To do this, we need to go through all of the permissions and remove the "Any logged in user" application access rule and replace it with "Internal". Find the first one that has this rule and click on "Edit" to the right of it.
In the "Grant Permission" pop-up, clicking on "Group" will open a drop down menu where we can select the group we want. Make sure you select "Internal" and then hit "Grant".
Now, in the same permission, click on "Remove". Another pop-up will appear called "Remove permissions" with the 2 rules displayed. Click on the check box next to "Application Access - Any logged in user" and then click on "Remove" at the bottom.
Repeat these steps for all the permissions that are granted to "Any logged in user".
Head back to the permission schemes page where we saw the default permission schemes and copy the "Default software scheme". Now click on "Edit" to edit the permissions and add the "External" and the "Internal" groups to each permission, as well as removing the "Any logged in user" group. When you're done, the permissions list should look like the image down below.
Assigning Permission schemes¶
Now that that's done, we now want to make sure that the permission scheme that grants access to both the "Internal" and "External" group is assigned to the "Magento" project. Click on the cog icon again, click on "System" from the drop down menu, then the "Projects" tab in the top left and then click on the "Magento" project.
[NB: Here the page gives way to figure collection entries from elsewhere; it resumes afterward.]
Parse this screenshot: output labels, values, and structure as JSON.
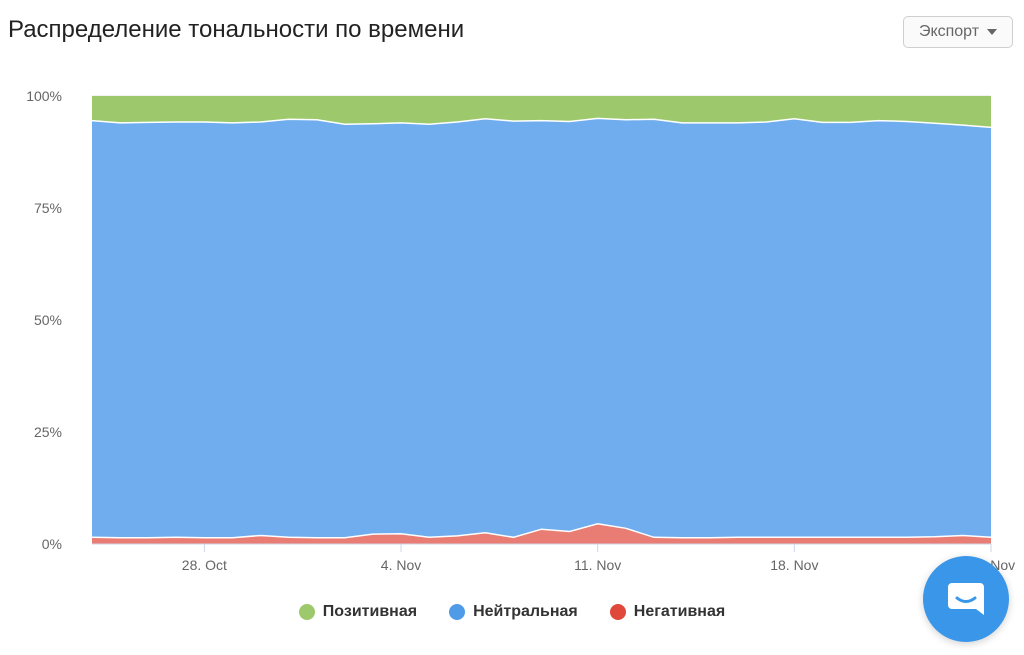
{
  "title": "Распределение тональности по времени",
  "export": {
    "label": "Экспорт",
    "icon": "caret-down-icon"
  },
  "chat": {
    "icon": "chat-icon"
  },
  "colors": {
    "positive": "#9dc96c",
    "neutral": "#70adee",
    "negative": "#ea7d73"
  },
  "chart_data": {
    "type": "area",
    "stacked": true,
    "normalized": true,
    "title": "Распределение тональности по времени",
    "ylim": [
      0,
      100
    ],
    "y_ticks": [
      "0%",
      "25%",
      "50%",
      "75%",
      "100%"
    ],
    "x_ticks": [
      "28. Oct",
      "4. Nov",
      "11. Nov",
      "18. Nov",
      "25. Nov"
    ],
    "x_tick_index": [
      4,
      11,
      18,
      25,
      32
    ],
    "x_count": 33,
    "legend_position": "bottom",
    "grid": true,
    "series": [
      {
        "name": "Негативная",
        "color": "#ea7d73",
        "values": [
          1.5,
          1.4,
          1.4,
          1.5,
          1.4,
          1.4,
          1.9,
          1.5,
          1.4,
          1.4,
          2.2,
          2.3,
          1.5,
          1.8,
          2.5,
          1.5,
          3.3,
          2.8,
          4.5,
          3.5,
          1.5,
          1.4,
          1.4,
          1.5,
          1.5,
          1.5,
          1.5,
          1.5,
          1.5,
          1.5,
          1.6,
          1.9,
          1.5
        ]
      },
      {
        "name": "Нейтральная",
        "color": "#70adee",
        "values": [
          93.0,
          92.6,
          92.7,
          92.7,
          92.8,
          92.6,
          92.3,
          93.3,
          93.3,
          92.3,
          91.6,
          91.7,
          92.2,
          92.4,
          92.4,
          92.9,
          91.2,
          91.5,
          90.5,
          91.2,
          93.3,
          92.6,
          92.6,
          92.5,
          92.7,
          93.4,
          92.6,
          92.6,
          93.0,
          92.8,
          92.3,
          91.6,
          91.5
        ]
      },
      {
        "name": "Позитивная",
        "color": "#9dc96c",
        "values": [
          5.5,
          6.0,
          5.9,
          5.8,
          5.8,
          6.0,
          5.8,
          5.2,
          5.3,
          6.3,
          6.2,
          6.0,
          6.3,
          5.8,
          5.1,
          5.6,
          5.5,
          5.7,
          5.0,
          5.3,
          5.2,
          6.0,
          6.0,
          6.0,
          5.8,
          5.1,
          5.9,
          5.9,
          5.5,
          5.7,
          6.1,
          6.5,
          7.0
        ]
      }
    ],
    "legend": [
      "Позитивная",
      "Нейтральная",
      "Негативная"
    ]
  }
}
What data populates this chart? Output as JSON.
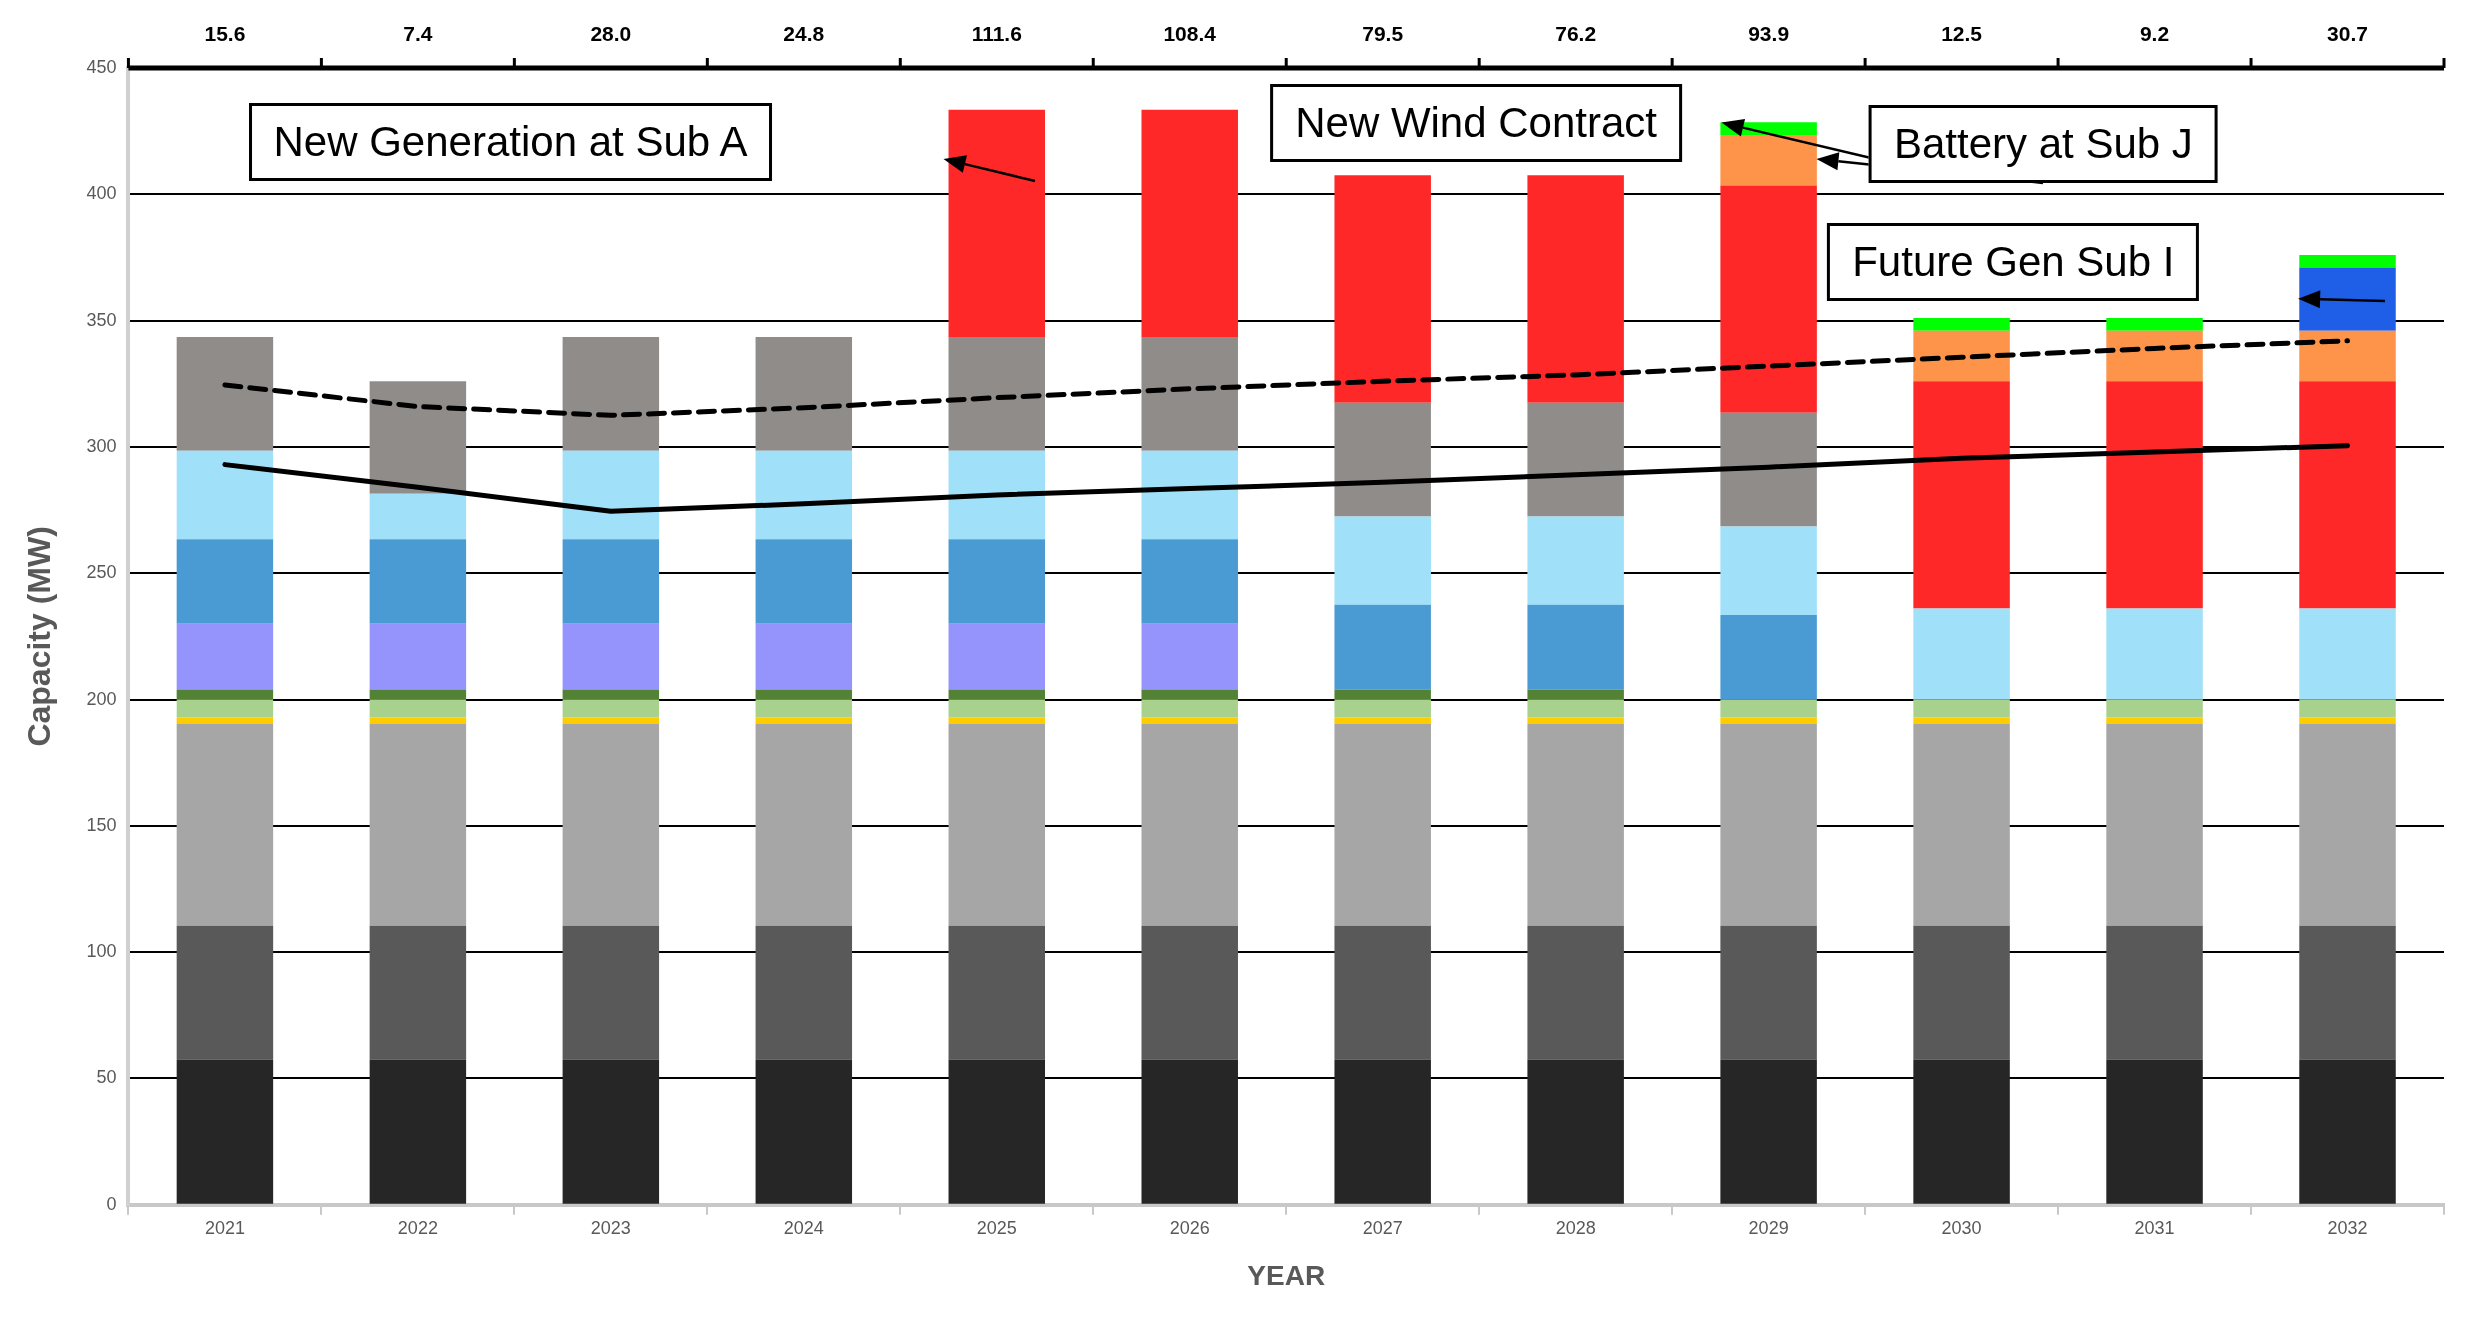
{
  "chart_data": {
    "type": "bar",
    "stacked": true,
    "categories": [
      "2021",
      "2022",
      "2023",
      "2024",
      "2025",
      "2026",
      "2027",
      "2028",
      "2029",
      "2030",
      "2031",
      "2032"
    ],
    "series": [
      {
        "color": "#262626",
        "values": [
          57.5,
          57.5,
          57.5,
          57.5,
          57.5,
          57.5,
          57.5,
          57.5,
          57.5,
          57.5,
          57.5,
          57.5
        ]
      },
      {
        "color": "#595959",
        "values": [
          53,
          53,
          53,
          53,
          53,
          53,
          53,
          53,
          53,
          53,
          53,
          53
        ]
      },
      {
        "color": "#a6a6a6",
        "values": [
          80,
          80,
          80,
          80,
          80,
          80,
          80,
          80,
          80,
          80,
          80,
          80
        ]
      },
      {
        "color": "#ffcc00",
        "values": [
          2.5,
          2.5,
          2.5,
          2.5,
          2.5,
          2.5,
          2.5,
          2.5,
          2.5,
          2.5,
          2.5,
          2.5
        ]
      },
      {
        "color": "#a9d18e",
        "values": [
          7,
          7,
          7,
          7,
          7,
          7,
          7,
          7,
          7,
          7,
          7,
          7
        ]
      },
      {
        "color": "#548235",
        "values": [
          4,
          4,
          4,
          4,
          4,
          4,
          4,
          4,
          null,
          null,
          null,
          null
        ]
      },
      {
        "color": "#9494fc",
        "values": [
          26,
          26,
          26,
          26,
          26,
          26,
          null,
          null,
          null,
          null,
          null,
          null
        ]
      },
      {
        "color": "#4a9bd4",
        "values": [
          33.5,
          33.5,
          33.5,
          33.5,
          33.5,
          33.5,
          33.5,
          33.5,
          33.5,
          null,
          null,
          null
        ]
      },
      {
        "color": "#a0e0f8",
        "values": [
          35,
          18,
          35,
          35,
          35,
          35,
          35,
          35,
          35,
          36,
          36,
          36
        ]
      },
      {
        "color": "#908c8a",
        "values": [
          45,
          44.5,
          45,
          45,
          45,
          45,
          45,
          45,
          45,
          null,
          null,
          null
        ]
      },
      {
        "color": "#ff2828",
        "values": [
          null,
          null,
          null,
          null,
          90,
          90,
          90,
          90,
          90,
          90,
          90,
          90
        ]
      },
      {
        "color": "#fd9449",
        "values": [
          null,
          null,
          null,
          null,
          null,
          null,
          null,
          null,
          20,
          20,
          20,
          20
        ]
      },
      {
        "color": "#1f5fe8",
        "values": [
          null,
          null,
          null,
          null,
          null,
          null,
          null,
          null,
          null,
          null,
          null,
          25
        ]
      },
      {
        "color": "#00ff00",
        "values": [
          null,
          null,
          null,
          null,
          null,
          null,
          null,
          null,
          5,
          5,
          5,
          5
        ]
      },
      {
        "type": "line",
        "color": "#000000",
        "line_style": "solid",
        "values": [
          293,
          284,
          274.5,
          277.5,
          281,
          283.5,
          286,
          289,
          292,
          295.5,
          298,
          300.5
        ]
      },
      {
        "type": "line",
        "color": "#000000",
        "line_style": "dashed",
        "values": [
          324.5,
          316,
          312.5,
          315.5,
          319.5,
          323,
          326,
          328.5,
          332,
          335.5,
          339,
          342
        ]
      }
    ],
    "marker": "none",
    "ylim": [
      0,
      450
    ],
    "yticks": [
      0,
      50,
      100,
      150,
      200,
      250,
      300,
      350,
      400,
      450
    ],
    "ylabel": "Capacity (MW)",
    "xlabel": "YEAR",
    "grid": "y",
    "legend": false,
    "annotations": [
      "15.6",
      "7.4",
      "28.0",
      "24.8",
      "111.6",
      "108.4",
      "79.5",
      "76.2",
      "93.9",
      "12.5",
      "9.2",
      "30.7",
      "New Generation at Sub A",
      "New Wind Contract",
      "Battery at Sub J",
      "Future Gen Sub I"
    ]
  }
}
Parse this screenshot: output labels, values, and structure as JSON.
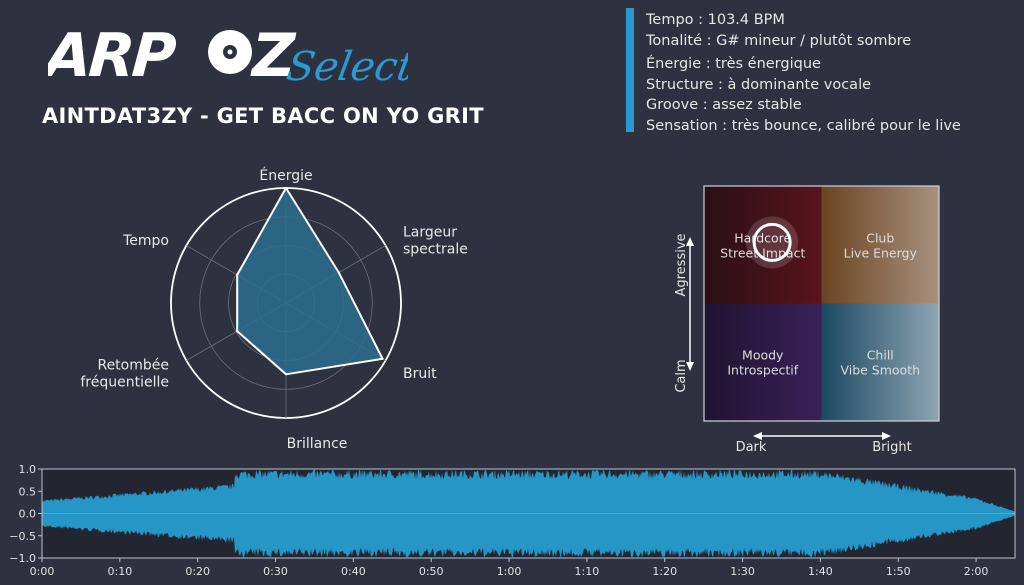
{
  "logo": {
    "text_main": "ARPOZ",
    "text_script": "Selecta"
  },
  "track_title": "AINTDAT3ZY - GET BACC ON YO GRIT",
  "info": [
    "Tempo : 103.4 BPM",
    "Tonalité : G# mineur / plutôt sombre",
    "Énergie : très énergique",
    "Structure : à dominante vocale",
    "Groove : assez stable",
    "Sensation : très bounce, calibré pour le live"
  ],
  "colors": {
    "accent": "#2a9ad0",
    "background": "#2e3240",
    "radar_fill": "#2a6f8f"
  },
  "radar": {
    "axes": [
      "Énergie",
      "Largeur\nspectrale",
      "Bruit",
      "Brillance",
      "Retombée\nfréquentielle",
      "Tempo"
    ],
    "values": [
      1.0,
      0.53,
      0.97,
      0.62,
      0.49,
      0.49
    ],
    "range": [
      0,
      1
    ],
    "grid_levels": [
      0.25,
      0.5,
      0.75,
      1.0
    ]
  },
  "mood_map": {
    "quadrants": {
      "top_left": "Hardcore\nStreet Impact",
      "top_right": "Club\nLive Energy",
      "bottom_left": "Moody\nIntrospectif",
      "bottom_right": "Chill\nVibe Smooth"
    },
    "y_top_label": "Agressive",
    "y_bottom_label": "Calm",
    "x_left_label": "Dark",
    "x_right_label": "Bright",
    "marker": {
      "brightness": 0.29,
      "aggressiveness": 0.76
    }
  },
  "waveform": {
    "yticks": [
      "1.0",
      "0.5",
      "0.0",
      "−0.5",
      "−1.0"
    ],
    "xticks": [
      "0:00",
      "0:10",
      "0:20",
      "0:30",
      "0:40",
      "0:50",
      "1:00",
      "1:10",
      "1:20",
      "1:30",
      "1:40",
      "1:50",
      "2:00"
    ],
    "duration_s": 125,
    "ylim": [
      -1,
      1
    ]
  }
}
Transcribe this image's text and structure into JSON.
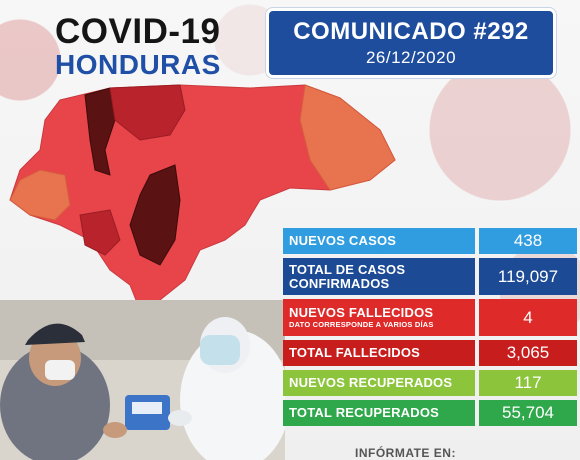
{
  "header": {
    "title": "COVID-19",
    "subtitle": "HONDURAS",
    "communique_title": "COMUNICADO #292",
    "communique_date": "26/12/2020"
  },
  "stats": [
    {
      "label": "NUEVOS CASOS",
      "note": "",
      "value": "438",
      "label_color": "#2f9de0",
      "value_color": "#2f9de0"
    },
    {
      "label": "TOTAL DE CASOS CONFIRMADOS",
      "note": "",
      "value": "119,097",
      "label_color": "#1c4a94",
      "value_color": "#1c4a94"
    },
    {
      "label": "NUEVOS FALLECIDOS",
      "note": "DATO CORRESPONDE A VARIOS DÍAS",
      "value": "4",
      "label_color": "#df2a2a",
      "value_color": "#df2a2a"
    },
    {
      "label": "TOTAL FALLECIDOS",
      "note": "",
      "value": "3,065",
      "label_color": "#c71d1d",
      "value_color": "#c71d1d"
    },
    {
      "label": "NUEVOS RECUPERADOS",
      "note": "",
      "value": "117",
      "label_color": "#8cc43c",
      "value_color": "#8cc43c"
    },
    {
      "label": "TOTAL RECUPERADOS",
      "note": "",
      "value": "55,704",
      "label_color": "#2ea84a",
      "value_color": "#2ea84a"
    }
  ],
  "footer": {
    "text": "INFÓRMATE EN:"
  },
  "colors": {
    "title_blue": "#1f4fa6",
    "communique_bg": "#1e4d9e",
    "map_light": "#e8454b",
    "map_dark": "#5a1212",
    "map_medium": "#b8232c",
    "map_orange": "#e8734f"
  }
}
If you scroll down the page and look on the left hand side, you'll see the permissions section of the settings for this project. Click on the "Default software scheme" link to open up the permissions.
In the top right hand side of this page, click on the "Actions" button and select "Use a different scheme".
From the drop down menu you can see in the image above, make sure you select the "copy of Default software scheme" scheme and click associate.
Now, to test this, either assign the external group to a current user or log in with the third party account if possible. The account in question should only see the one project when browsing through projects.